During Chavez' years in power, he and Castro forged a close personal and political relationship that resulted in extensive Venezuelan aid to the communist island and a shared strategy for promoting Latin American unity against U.S. influence in the region.
Chavez helped rescue Cuba from desperate economic times that followed the 1991 collapse of the Soviet Union, its former top ally, by providing two-thirds of its oil in a barter deal for the services of Cuban professionals, most of them doctors and nurses.
He also signed a number of joint ventures aimed at integrating the two countries' economies.
Chavez, 58, was diagnosed with cancer in the pelvic region in June 2011 by Cuban doctors and underwent four surgeries on the Caribbean island, which has an extensive medical system and provides free care to its people.
Except for a set of photographs, Chavez was never seen in public again following his last operation in December and he died on Tuesday in Caracas.

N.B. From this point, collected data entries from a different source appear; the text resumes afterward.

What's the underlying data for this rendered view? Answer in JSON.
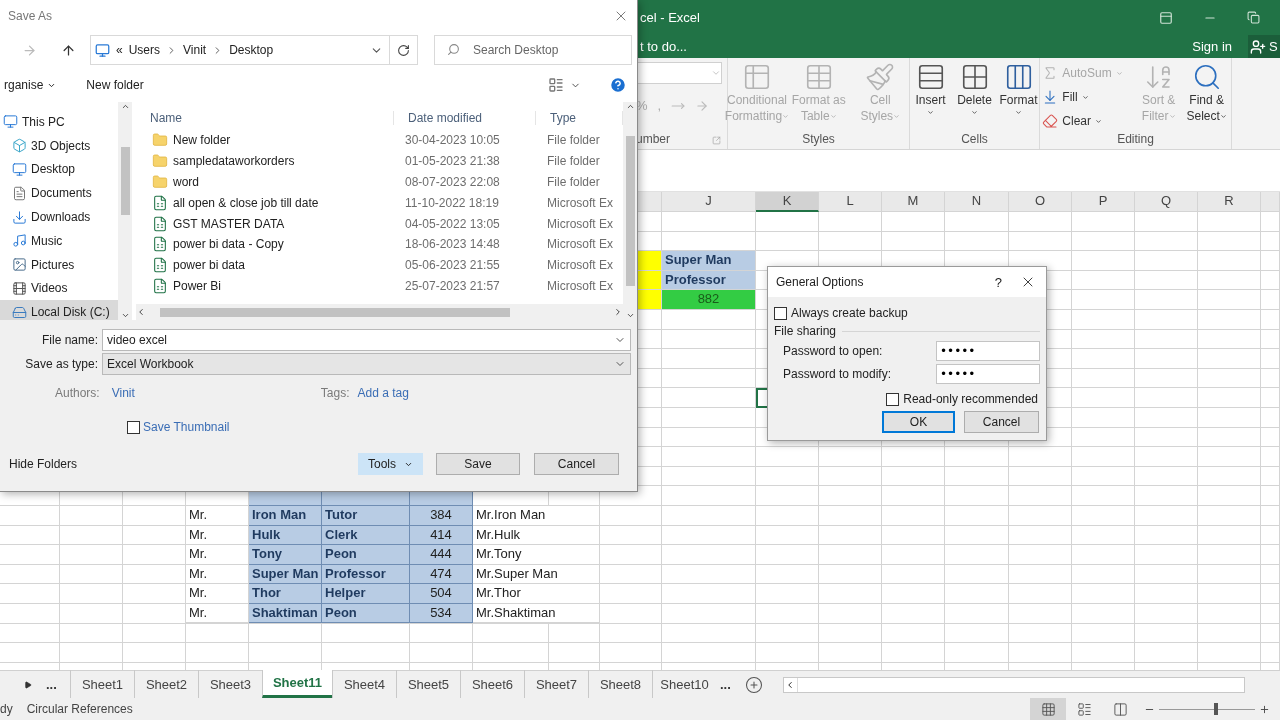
{
  "excel": {
    "title": "cel - Excel",
    "tell_me": "t to do...",
    "sign_in": "Sign in",
    "share": "S",
    "ribbon": {
      "number": {
        "label": "umber",
        "symbols": [
          "%",
          ","
        ]
      },
      "styles": {
        "label": "Styles",
        "buttons": [
          {
            "kind": "conditional",
            "lines": [
              "Conditional",
              "Formatting"
            ],
            "disabled": true
          },
          {
            "kind": "table",
            "lines": [
              "Format as",
              "Table"
            ],
            "disabled": true
          },
          {
            "kind": "styles",
            "lines": [
              "Cell",
              "Styles"
            ],
            "disabled": true
          }
        ]
      },
      "cells": {
        "label": "Cells",
        "buttons": [
          {
            "kind": "insert",
            "lines": [
              "Insert"
            ],
            "disabled": false
          },
          {
            "kind": "delete",
            "lines": [
              "Delete"
            ],
            "disabled": false
          },
          {
            "kind": "format",
            "lines": [
              "Format"
            ],
            "disabled": false
          }
        ]
      },
      "editing": {
        "label": "Editing",
        "small": [
          {
            "kind": "autosum",
            "label": "AutoSum",
            "disabled": true
          },
          {
            "kind": "fill",
            "label": "Fill",
            "disabled": false
          },
          {
            "kind": "clear",
            "label": "Clear",
            "disabled": false
          }
        ],
        "big": [
          {
            "kind": "sort",
            "lines": [
              "Sort &",
              "Filter"
            ],
            "disabled": true
          },
          {
            "kind": "find",
            "lines": [
              "Find &",
              "Select"
            ],
            "disabled": false
          }
        ]
      }
    },
    "column_headers": [
      {
        "label": "J",
        "selected": false
      },
      {
        "label": "K",
        "selected": true
      },
      {
        "label": "L",
        "selected": false
      },
      {
        "label": "M",
        "selected": false
      },
      {
        "label": "N",
        "selected": false
      },
      {
        "label": "O",
        "selected": false
      },
      {
        "label": "P",
        "selected": false
      },
      {
        "label": "Q",
        "selected": false
      },
      {
        "label": "R",
        "selected": false
      }
    ],
    "upper_rows": [
      {
        "kind": "header",
        "value": "Super Man"
      },
      {
        "kind": "header",
        "value": "Professor"
      },
      {
        "kind": "total",
        "value": "882"
      }
    ],
    "lower_rows": [
      {
        "kind": "covered"
      },
      {
        "title": "Mr.",
        "name": "Iron Man",
        "job": "Tutor",
        "number": "384",
        "full_name": "Mr.Iron Man"
      },
      {
        "title": "Mr.",
        "name": "Hulk",
        "job": "Clerk",
        "number": "414",
        "full_name": "Mr.Hulk"
      },
      {
        "title": "Mr.",
        "name": "Tony",
        "job": "Peon",
        "number": "444",
        "full_name": "Mr.Tony"
      },
      {
        "title": "Mr.",
        "name": "Super Man",
        "job": "Professor",
        "number": "474",
        "full_name": "Mr.Super Man"
      },
      {
        "title": "Mr.",
        "name": "Thor",
        "job": "Helper",
        "number": "504",
        "full_name": "Mr.Thor"
      },
      {
        "title": "Mr.",
        "name": "Shaktiman",
        "job": "Peon",
        "number": "534",
        "full_name": "Mr.Shaktiman"
      }
    ],
    "tabs_more_left": "...",
    "tabs_more_right": "...",
    "sheet_tabs": [
      {
        "label": "Sheet1",
        "selected": false
      },
      {
        "label": "Sheet2",
        "selected": false
      },
      {
        "label": "Sheet3",
        "selected": false
      },
      {
        "label": "Sheet11",
        "selected": true
      },
      {
        "label": "Sheet4",
        "selected": false
      },
      {
        "label": "Sheet5",
        "selected": false
      },
      {
        "label": "Sheet6",
        "selected": false
      },
      {
        "label": "Sheet7",
        "selected": false
      },
      {
        "label": "Sheet8",
        "selected": false
      },
      {
        "label": "Sheet10",
        "selected": false
      }
    ],
    "status": {
      "mode": "dy",
      "message": "Circular References",
      "views": [
        {
          "kind": "normal",
          "selected": true
        },
        {
          "kind": "layout",
          "selected": false
        },
        {
          "kind": "break",
          "selected": false
        }
      ],
      "zoom": {
        "level": 0.59
      }
    }
  },
  "save_as": {
    "title": "Save As",
    "path_prefix": "«",
    "path": [
      "Users",
      "Vinit",
      "Desktop"
    ],
    "search_placeholder": "Search Desktop",
    "organise": "rganise",
    "new_folder": "New folder",
    "nav": [
      {
        "label": "This PC",
        "kind": "pc",
        "selected": false,
        "children": [
          {
            "label": "3D Objects",
            "kind": "objects",
            "selected": false
          },
          {
            "label": "Desktop",
            "kind": "desktop",
            "selected": false
          },
          {
            "label": "Documents",
            "kind": "documents",
            "selected": false
          },
          {
            "label": "Downloads",
            "kind": "downloads",
            "selected": false
          },
          {
            "label": "Music",
            "kind": "music",
            "selected": false
          },
          {
            "label": "Pictures",
            "kind": "pictures",
            "selected": false
          },
          {
            "label": "Videos",
            "kind": "videos",
            "selected": false
          },
          {
            "label": "Local Disk (C:)",
            "kind": "disk",
            "selected": true
          }
        ]
      }
    ],
    "columns": [
      "Name",
      "Date modified",
      "Type"
    ],
    "files": [
      {
        "kind": "folder",
        "name": "New folder",
        "date": "30-04-2023 10:05",
        "type": "File folder"
      },
      {
        "kind": "folder",
        "name": "sampledataworkorders",
        "date": "01-05-2023 21:38",
        "type": "File folder"
      },
      {
        "kind": "folder",
        "name": "word",
        "date": "08-07-2023 22:08",
        "type": "File folder"
      },
      {
        "kind": "excel",
        "name": "all open & close job till date",
        "date": "11-10-2022 18:19",
        "type": "Microsoft Ex"
      },
      {
        "kind": "excel",
        "name": "GST MASTER DATA",
        "date": "04-05-2022 13:05",
        "type": "Microsoft Ex"
      },
      {
        "kind": "excel",
        "name": "power bi data - Copy",
        "date": "18-06-2023 14:48",
        "type": "Microsoft Ex"
      },
      {
        "kind": "excel",
        "name": "power bi data",
        "date": "05-06-2023 21:55",
        "type": "Microsoft Ex"
      },
      {
        "kind": "excel",
        "name": "Power Bi",
        "date": "25-07-2023 21:57",
        "type": "Microsoft Ex"
      }
    ],
    "file_name_label": "File name:",
    "file_name": "video excel",
    "type_label": "Save as type:",
    "type": "Excel Workbook",
    "authors_label": "Authors:",
    "author": "Vinit",
    "tags_label": "Tags:",
    "tags": "Add a tag",
    "thumbnail": {
      "label": "Save Thumbnail",
      "checked": false
    },
    "hide_folders": "Hide Folders",
    "tools": "Tools",
    "save": "Save",
    "cancel": "Cancel"
  },
  "general_options": {
    "title": "General Options",
    "help": "?",
    "backup": {
      "label": "Always create backup",
      "checked": false
    },
    "group": "File sharing",
    "fields": [
      {
        "label": "Password to open:",
        "value": "•••••"
      },
      {
        "label": "Password to modify:",
        "value": "•••••"
      }
    ],
    "read_only": {
      "label": "Read-only recommended",
      "checked": false
    },
    "buttons": [
      {
        "label": "OK",
        "selected": true
      },
      {
        "label": "Cancel",
        "selected": false
      }
    ]
  }
}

Castro said he had received a phone call via satellite notifying him of what he called "the bitter news."
"The significance of the phrase used was unmistakable. Although we knew the critical state of his health, the news hit us hard," wrote Castro, who resigned as Cuba's president five years ago because of his own health problems.
"I remembered the times he joked with me saying that when both of us finished our revolutionary work, he would invite me to spend time by the Arauca River in Venezuelan territory, which reminded him of the rest he never had," Castro said.
Raul Castro, who succeeded his older brother as Cuba's president, represented the island on Friday at Chavez' funeral.
Chavez' death has raised worries in Cuba that Venezuelan aid will cease to flow to the island.
His preferred successor, Nicolas Maduro, is favored to win an April election to replace Chavez and expected to continue his Cuba policies for the immediate future.
However, if more conservative opponent Henrique Capriles pulls off an upset victory, he has promised to put an end to Venezuela's oil largesse.
Castro closed his column by paraphrasing a famous quote from another late friend and revolutionary, Ernesto "Che" Guevara," the Argentine physician who fought alongside him in the Cuban revolution.
"Until victory always, unforgettable friend," Castro wrote of Chavez.